The conventional Linear Algebra libraries are implemented in layers. Basic Linear Algebra Subprogram (BLAS) is in the bottom layer. Linear Algebra Package (LAPACK) is built on top of BLAS. The interfaces for these two layer libraries are standardized back in 1990s, and the hardware vendors will usually provide various customized implementations for their architectures. LAPACK provides the linear algebra library operations (SVD, QR, LU, least-squares, inverse, etc) you mentioned. In the most recent years, some more user-friendly linear algebra libraries emerge (e.g. Armadillo, Eigen), which actually provide some wrappers for conventional BLAS and LAPACK library.
JBLAS is just a java implementation of traditional BLAS. JAMA is also a LAPACK-like library implemented with Java. These two libraries are acutally not targetting at Android. But since Android programming usually involves Java, we can make them work on Android. However, we cannot expect the performance out of these implementations. My argument is that performance is a key factor, since you are invoking the libraries instead of writing it yourself, and high performance will usually boost low energy cost in mobile platforms with Android OS.

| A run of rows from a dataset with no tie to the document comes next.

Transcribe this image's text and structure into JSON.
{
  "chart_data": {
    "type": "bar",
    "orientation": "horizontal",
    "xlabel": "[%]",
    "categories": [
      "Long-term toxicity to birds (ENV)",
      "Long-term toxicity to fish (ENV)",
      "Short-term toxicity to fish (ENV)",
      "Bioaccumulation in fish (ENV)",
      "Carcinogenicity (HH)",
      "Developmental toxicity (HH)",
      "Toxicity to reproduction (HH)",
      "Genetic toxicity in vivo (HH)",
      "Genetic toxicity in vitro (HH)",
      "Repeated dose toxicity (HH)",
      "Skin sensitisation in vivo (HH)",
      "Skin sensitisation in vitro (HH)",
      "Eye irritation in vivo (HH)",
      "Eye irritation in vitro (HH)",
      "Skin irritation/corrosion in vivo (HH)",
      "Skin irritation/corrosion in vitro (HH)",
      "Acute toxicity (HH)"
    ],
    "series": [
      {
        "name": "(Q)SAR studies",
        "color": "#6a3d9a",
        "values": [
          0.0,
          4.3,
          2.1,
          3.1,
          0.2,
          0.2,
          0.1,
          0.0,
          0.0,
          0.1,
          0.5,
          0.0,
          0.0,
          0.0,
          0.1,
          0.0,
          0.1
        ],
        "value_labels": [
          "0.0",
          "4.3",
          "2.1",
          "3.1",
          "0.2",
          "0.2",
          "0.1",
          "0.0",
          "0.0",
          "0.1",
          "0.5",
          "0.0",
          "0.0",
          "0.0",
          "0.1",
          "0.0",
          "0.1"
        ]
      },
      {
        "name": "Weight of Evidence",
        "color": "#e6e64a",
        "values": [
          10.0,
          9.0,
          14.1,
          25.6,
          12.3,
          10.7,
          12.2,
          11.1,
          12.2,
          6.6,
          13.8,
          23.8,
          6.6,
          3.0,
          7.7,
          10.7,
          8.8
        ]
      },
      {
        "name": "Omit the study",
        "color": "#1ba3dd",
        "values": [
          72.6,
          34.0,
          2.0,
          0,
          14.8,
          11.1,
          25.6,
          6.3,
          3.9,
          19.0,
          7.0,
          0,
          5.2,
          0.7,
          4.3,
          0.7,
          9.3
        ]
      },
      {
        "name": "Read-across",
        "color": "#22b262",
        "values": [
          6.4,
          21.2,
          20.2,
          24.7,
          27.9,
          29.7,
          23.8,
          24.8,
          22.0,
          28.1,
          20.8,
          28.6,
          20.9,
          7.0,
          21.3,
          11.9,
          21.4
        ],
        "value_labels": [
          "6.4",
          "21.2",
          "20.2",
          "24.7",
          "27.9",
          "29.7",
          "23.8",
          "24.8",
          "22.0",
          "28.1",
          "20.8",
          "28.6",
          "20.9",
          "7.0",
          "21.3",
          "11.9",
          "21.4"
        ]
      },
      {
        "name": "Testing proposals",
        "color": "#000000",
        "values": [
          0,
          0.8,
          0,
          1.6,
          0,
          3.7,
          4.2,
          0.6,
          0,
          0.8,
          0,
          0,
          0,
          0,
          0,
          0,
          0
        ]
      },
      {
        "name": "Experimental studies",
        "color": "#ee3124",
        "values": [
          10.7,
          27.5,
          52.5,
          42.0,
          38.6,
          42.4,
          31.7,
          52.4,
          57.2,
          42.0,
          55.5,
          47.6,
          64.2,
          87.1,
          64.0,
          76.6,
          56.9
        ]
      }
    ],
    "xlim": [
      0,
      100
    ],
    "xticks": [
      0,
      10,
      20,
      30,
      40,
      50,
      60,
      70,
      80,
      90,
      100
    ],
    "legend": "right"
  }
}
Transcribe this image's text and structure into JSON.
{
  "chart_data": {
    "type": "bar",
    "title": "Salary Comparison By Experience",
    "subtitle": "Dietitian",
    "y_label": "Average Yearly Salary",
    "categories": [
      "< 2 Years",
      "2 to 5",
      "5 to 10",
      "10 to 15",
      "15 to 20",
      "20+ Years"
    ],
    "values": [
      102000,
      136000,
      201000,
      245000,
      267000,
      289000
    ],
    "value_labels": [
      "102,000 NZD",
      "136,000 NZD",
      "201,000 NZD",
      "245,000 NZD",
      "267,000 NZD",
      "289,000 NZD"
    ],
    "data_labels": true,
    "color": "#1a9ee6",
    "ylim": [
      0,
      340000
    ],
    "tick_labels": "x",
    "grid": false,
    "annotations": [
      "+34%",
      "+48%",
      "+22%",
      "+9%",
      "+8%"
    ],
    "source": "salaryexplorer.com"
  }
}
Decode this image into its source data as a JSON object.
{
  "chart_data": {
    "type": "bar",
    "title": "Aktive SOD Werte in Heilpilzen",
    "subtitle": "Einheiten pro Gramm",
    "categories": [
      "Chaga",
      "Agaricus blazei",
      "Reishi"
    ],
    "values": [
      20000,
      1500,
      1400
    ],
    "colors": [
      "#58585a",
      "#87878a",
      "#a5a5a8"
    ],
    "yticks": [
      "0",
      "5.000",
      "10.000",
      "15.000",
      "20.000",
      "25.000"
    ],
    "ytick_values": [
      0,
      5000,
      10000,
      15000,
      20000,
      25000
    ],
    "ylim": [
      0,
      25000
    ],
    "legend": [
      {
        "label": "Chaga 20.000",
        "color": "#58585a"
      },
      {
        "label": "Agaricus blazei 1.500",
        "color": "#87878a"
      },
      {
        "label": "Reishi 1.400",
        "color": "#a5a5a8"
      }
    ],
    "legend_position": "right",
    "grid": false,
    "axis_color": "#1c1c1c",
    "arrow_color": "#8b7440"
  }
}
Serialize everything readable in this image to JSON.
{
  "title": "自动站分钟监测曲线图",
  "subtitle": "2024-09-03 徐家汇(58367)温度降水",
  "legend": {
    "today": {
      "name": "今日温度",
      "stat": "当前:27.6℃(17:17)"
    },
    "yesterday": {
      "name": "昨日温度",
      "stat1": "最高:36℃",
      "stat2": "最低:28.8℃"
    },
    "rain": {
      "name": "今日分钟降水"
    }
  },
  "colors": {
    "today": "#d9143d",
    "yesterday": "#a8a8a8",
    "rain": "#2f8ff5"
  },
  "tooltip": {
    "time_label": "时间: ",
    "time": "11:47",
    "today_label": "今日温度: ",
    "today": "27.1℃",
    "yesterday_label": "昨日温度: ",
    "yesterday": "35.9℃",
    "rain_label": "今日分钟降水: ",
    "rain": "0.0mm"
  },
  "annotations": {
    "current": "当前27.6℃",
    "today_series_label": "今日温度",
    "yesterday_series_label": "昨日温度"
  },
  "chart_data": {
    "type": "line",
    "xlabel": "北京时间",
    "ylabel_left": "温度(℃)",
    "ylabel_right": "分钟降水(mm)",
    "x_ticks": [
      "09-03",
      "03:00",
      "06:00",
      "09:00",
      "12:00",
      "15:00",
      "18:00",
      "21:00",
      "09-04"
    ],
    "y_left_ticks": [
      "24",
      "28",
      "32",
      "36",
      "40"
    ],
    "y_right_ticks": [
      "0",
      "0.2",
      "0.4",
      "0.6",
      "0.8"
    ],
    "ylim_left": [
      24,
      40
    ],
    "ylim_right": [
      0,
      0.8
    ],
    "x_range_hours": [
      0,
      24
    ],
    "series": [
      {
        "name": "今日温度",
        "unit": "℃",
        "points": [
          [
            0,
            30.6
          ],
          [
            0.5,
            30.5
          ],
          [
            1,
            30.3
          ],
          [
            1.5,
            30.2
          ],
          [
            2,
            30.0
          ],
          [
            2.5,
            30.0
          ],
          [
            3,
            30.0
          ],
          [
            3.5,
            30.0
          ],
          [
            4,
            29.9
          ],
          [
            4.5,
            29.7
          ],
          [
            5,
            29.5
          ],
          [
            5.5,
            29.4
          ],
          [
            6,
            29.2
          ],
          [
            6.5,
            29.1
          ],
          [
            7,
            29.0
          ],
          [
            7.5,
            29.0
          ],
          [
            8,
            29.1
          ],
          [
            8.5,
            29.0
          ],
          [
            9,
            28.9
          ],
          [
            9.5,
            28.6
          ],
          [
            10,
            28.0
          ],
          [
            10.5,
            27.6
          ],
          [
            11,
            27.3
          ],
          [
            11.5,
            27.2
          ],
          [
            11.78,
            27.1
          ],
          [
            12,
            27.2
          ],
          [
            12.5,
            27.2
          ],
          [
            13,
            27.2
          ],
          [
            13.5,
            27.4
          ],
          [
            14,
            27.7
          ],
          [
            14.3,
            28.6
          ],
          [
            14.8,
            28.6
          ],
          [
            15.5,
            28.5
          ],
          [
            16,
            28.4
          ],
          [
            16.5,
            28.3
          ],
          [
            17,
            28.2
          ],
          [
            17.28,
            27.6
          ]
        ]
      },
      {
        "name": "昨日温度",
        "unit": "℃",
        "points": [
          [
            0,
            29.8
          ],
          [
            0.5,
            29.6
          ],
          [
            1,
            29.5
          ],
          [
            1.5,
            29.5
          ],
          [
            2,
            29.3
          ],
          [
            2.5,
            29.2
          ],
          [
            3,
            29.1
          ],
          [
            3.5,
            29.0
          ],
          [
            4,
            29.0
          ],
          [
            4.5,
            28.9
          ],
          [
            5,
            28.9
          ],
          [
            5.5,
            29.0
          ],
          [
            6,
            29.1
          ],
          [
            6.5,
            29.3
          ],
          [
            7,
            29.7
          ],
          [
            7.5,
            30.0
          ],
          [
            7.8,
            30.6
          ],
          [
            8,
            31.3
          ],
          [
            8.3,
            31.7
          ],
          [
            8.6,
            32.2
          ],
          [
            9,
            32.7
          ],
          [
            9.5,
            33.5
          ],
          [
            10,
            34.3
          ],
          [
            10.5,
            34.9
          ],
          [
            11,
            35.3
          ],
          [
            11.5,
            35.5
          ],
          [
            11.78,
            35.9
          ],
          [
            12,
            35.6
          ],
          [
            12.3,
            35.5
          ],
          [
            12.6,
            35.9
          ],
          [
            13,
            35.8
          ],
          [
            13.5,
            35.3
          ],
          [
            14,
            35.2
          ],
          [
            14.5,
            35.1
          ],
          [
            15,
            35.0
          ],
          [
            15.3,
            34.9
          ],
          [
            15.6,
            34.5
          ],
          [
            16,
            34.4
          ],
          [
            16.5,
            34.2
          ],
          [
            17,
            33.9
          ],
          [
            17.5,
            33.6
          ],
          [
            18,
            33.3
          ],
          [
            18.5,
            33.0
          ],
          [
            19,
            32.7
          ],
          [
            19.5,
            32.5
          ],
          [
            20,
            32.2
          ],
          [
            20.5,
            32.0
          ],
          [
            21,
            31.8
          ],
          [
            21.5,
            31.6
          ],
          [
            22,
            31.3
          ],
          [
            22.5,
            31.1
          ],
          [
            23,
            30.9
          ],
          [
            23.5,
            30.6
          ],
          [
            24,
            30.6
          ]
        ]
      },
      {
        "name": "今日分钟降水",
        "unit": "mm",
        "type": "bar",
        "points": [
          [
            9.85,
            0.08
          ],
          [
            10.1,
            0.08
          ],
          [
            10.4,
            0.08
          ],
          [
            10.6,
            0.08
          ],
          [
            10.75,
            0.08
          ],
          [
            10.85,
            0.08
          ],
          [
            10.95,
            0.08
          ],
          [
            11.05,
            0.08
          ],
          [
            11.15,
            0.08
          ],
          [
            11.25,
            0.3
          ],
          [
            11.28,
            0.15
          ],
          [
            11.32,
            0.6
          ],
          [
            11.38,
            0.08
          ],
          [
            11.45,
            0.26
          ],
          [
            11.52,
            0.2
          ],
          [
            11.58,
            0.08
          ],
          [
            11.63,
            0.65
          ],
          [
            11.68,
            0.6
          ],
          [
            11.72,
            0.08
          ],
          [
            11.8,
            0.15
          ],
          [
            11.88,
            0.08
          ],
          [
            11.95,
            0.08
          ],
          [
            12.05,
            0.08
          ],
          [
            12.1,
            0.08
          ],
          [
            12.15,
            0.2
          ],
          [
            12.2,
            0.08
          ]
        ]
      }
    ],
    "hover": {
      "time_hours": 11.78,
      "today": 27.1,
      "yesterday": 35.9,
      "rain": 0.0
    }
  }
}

While the above linear algebra libraries usually target at CPU (e.g. x86 architecture, OS: Linux/Windows/MacOS), experts are now making progress to also provide full stack supports on mobile platforms (e.g. ARM, OS: Android).
I just notice that Qualcomm just released its own BLAS-like library Snapdragon Math Library, which can run on Qualcomm customized ARM architecture. With the top level LAPACK linking to it, these linear algebra operations (SVD, QR, LU, least-squares, inverse, etc) can be implemented on Android with high performance.
Most recently, with the rapid development in deep learning, a number of neural network packages like NNPACK become popular. Under the hood they are linear algebra library with low-level high-performance implementations of primitives for different layers in neural networks.